Ever since I was a kid my dad was a strong believer in exercise and eating right. In fact my dad was the first one to take me on a 3 mile run around Alamoana Beach Park when I was 10 years old. My dad is 68 years old and he looks great for his age. No one really believes me when I tell them his true age. This brings up the topic of getting enough exercise in the senior years.
An article by NHS choices reported that the average 65 year old spends 10 hours or more per day sitting or lying down. It is assumed that long periods of sitting can slow metabolism, which alters the bodies natural ability to normalize blood sugar, blood pressure and burn body fat. In the long term may lead to weaker muscles and bones. The NHS Choices mentioned a study that was done that included 800,000 participants. The study noted that people that sat the longest had 112% increase in diabetes, 147% increase in cardiovascular episodes, 90% increase in cardiovascular related death, and 49% increase in death from any cause. The same 65 and over age group are at high risk for heart disease, falls, obesity, and premature death compared to other age groups.

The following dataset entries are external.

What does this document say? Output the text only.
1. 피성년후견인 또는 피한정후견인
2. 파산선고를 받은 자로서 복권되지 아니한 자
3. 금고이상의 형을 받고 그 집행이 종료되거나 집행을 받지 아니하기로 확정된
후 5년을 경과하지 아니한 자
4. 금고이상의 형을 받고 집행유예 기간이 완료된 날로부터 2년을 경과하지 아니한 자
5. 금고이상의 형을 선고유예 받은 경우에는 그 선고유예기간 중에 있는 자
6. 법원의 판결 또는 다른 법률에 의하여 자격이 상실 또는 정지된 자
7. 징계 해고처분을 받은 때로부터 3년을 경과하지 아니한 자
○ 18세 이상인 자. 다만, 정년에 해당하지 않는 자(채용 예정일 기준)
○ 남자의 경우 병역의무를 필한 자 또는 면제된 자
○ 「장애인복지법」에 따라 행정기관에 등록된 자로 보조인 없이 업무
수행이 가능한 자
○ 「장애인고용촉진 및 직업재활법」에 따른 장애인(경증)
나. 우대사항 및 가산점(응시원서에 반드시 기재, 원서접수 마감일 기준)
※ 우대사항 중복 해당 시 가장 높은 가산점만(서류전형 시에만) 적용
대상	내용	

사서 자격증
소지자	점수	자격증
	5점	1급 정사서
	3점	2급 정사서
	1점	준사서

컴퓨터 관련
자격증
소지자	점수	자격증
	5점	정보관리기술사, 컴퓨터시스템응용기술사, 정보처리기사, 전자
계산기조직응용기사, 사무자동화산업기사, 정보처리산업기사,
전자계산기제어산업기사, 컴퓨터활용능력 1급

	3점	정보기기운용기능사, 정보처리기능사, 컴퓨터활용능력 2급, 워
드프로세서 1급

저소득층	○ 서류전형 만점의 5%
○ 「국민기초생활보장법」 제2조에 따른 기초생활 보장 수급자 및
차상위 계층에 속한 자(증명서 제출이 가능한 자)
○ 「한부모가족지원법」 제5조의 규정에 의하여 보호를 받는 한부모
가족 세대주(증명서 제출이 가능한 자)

Physical activity may be the key to preventing major health issues later in life and helps anyone to maintain an independent lifestyle. The amount of time that a person should spend on physical activity per week is ad least 150 minutes of moderate activity. It is recommended that you do activities that will raise your heart rate such as fast walking, riding a bike, tennis, or pushing a lawn mower. In addition try targeting activities that work your muscles such as heavy gardening or weight training. Most of all do activities that you generally like and are interested in. If you stick to activities you like chances are you will probably do it again, and will make it part of your weekly routine.